Don’t forget the islands: Cable’s Scottish faux pas

It would be wrong to blame the Liberal Democrats for a civil service cock-up, such as publishing a series of industrial strategy infographics, which included the locations of oil, gas and renewable energy industries, decorated with a map of the UK which left out Scotland’s Western and Northern Isles – but the guilty department was the Department for Business, headed by Vince Cable.

As reported on these pages, he was already having a difficult day at the party conference. The error was seized upon by the Scottish Nationalists, who gleefully noted that it coincides with a poll that shows the Liberal Democrats coming fifth in Scotland, behind the Greens.

False pretences: no Danish actresses involved

The Electoral Reform Society ought to be reported to the Advertising Standards Authority for the leaflet it distributed on Monday, advertising a fringe meeting headed “From Borgen to Britain: a how-to guide to coalition government”, adorned by a picture of Borgen’s star, Sidse Babett Knudsen.

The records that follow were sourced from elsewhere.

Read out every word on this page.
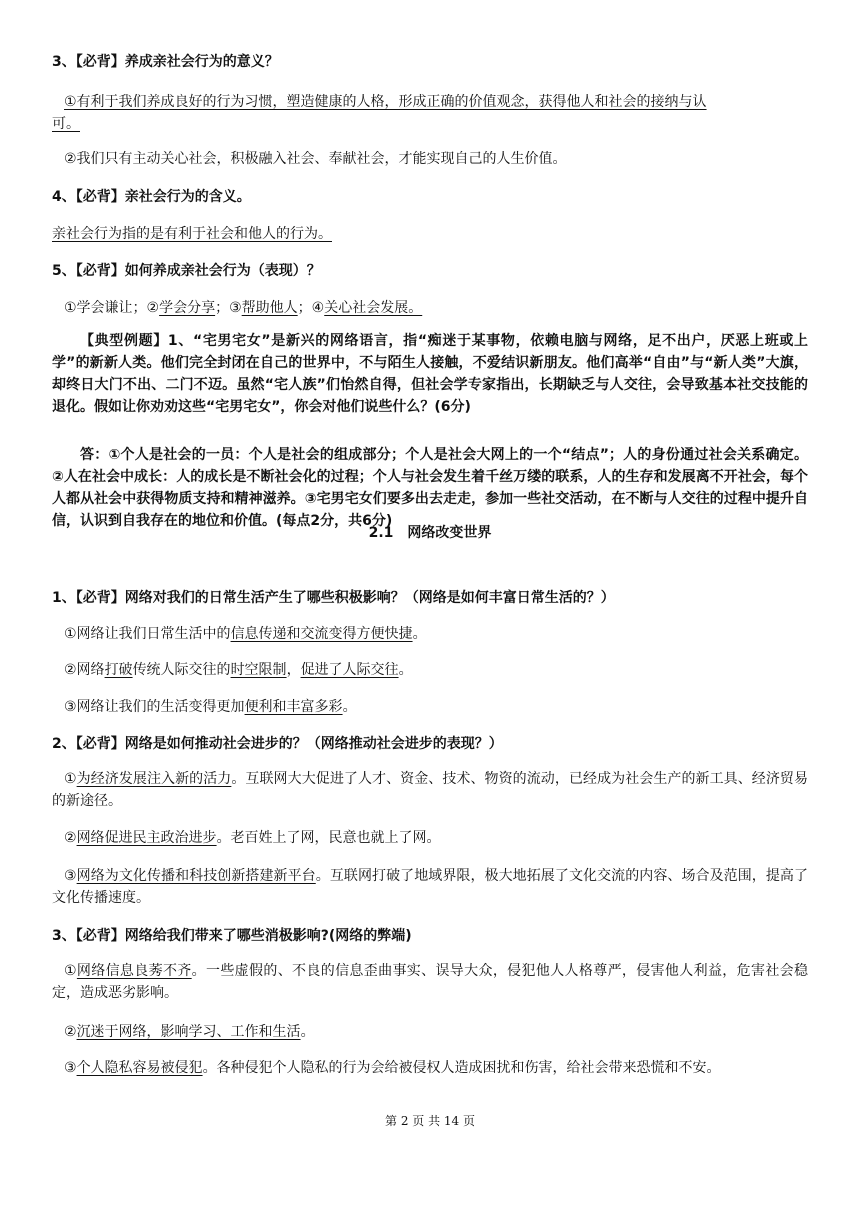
3、【必背】养成亲社会行为的意义？
①有利于我们养成良好的行为习惯，塑造健康的人格，形成正确的价值观念，获得他人和社会的接纳与认
可。
②我们只有主动关心社会，积极融入社会、奉献社会，才能实现自己的人生价值。
4、【必背】亲社会行为的含义。
亲社会行为指的是有利于社会和他人的行为。
5、【必背】如何养成亲社会行为（表现）？
①学会谦让；②学会分享；③帮助他人；④关心社会发展。
【典型例题】1、“宅男宅女”是新兴的网络语言，指“痴迷于某事物，依赖电脑与网络，足不出户，厌恶上班或上学”的新新人类。他们完全封闭在自己的世界中，不与陌生人接触，不爱结识新朋友。他们高举“自由”与“新人类”大旗，却终日大门不出、二门不迈。虽然“宅人族”们怡然自得，但社会学专家指出，长期缺乏与人交往，会导致基本社交技能的退化。假如让你劝劝这些“宅男宅女”，你会对他们说些什么？(6分)
答：①个人是社会的一员：个人是社会的组成部分；个人是社会大网上的一个“结点”；人的身份通过社会关系确定。②人在社会中成长：人的成长是不断社会化的过程；个人与社会发生着千丝万缕的联系，人的生存和发展离不开社会，每个人都从社会中获得物质支持和精神滋养。③宅男宅女们要多出去走走，参加一些社交活动，在不断与人交往的过程中提升自信，认识到自我存在的地位和价值。(每点2分，共6分)
2.1　网络改变世界
1、【必背】网络对我们的日常生活产生了哪些积极影响？（网络是如何丰富日常生活的？）
①网络让我们日常生活中的信息传递和交流变得方便快捷。
②网络打破传统人际交往的时空限制，促进了人际交往。
③网络让我们的生活变得更加便利和丰富多彩。
2、【必背】网络是如何推动社会进步的？（网络推动社会进步的表现？）
①为经济发展注入新的活力。互联网大大促进了人才、资金、技术、物资的流动，已经成为社会生产的新工具、经济贸易的新途径。
②网络促进民主政治进步。老百姓上了网，民意也就上了网。
③网络为文化传播和科技创新搭建新平台。互联网打破了地域界限，极大地拓展了文化交流的内容、场合及范围，提高了文化传播速度。
3、【必背】网络给我们带来了哪些消极影响?(网络的弊端)
①网络信息良莠不齐。一些虚假的、不良的信息歪曲事实、误导大众，侵犯他人人格尊严，侵害他人利益，危害社会稳定，造成恶劣影响。
②沉迷于网络，影响学习、工作和生活。
③个人隐私容易被侵犯。各种侵犯个人隐私的行为会给被侵权人造成困扰和伤害，给社会带来恐慌和不安。
第 2 页 共 14 页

Those who piled in for a glimpse of the gorgeous Danish actress were confronted with a panel of speakers whose only Scandinavian representative was a bald, bespectacled Swede named Magnus Wallera, a functionary employed in the Prime Minister’s office, whose talk was as flat as his skull was round.

What sounded the death knell for Mad Mel

It was a sad day for Daily Mail readers as Melanie Phillips signed off her last Monday column. I am told that what finally made the Daily Mail’s editor Paul Dacre decide to dispense with his most famous contributor was her appearance on BBC Question Time in June, when she announced that “Our interests lie in neutralising Iran” – and when the studio audience scoffed, she pointed at them with arm outstretched and exclaimed: “You laugh, you laugh! Neutralise Iran, and a British audience laughs! How trivial, how incredibly ignorant of you!”

My informant says: “People don’t think this is just Mel, they think it’s the Daily Mail: we can’t have people thinking the Daily Mail wants to nuke Iran.” Mel will keep writing: all she needs is an outlet that is less middle of the road.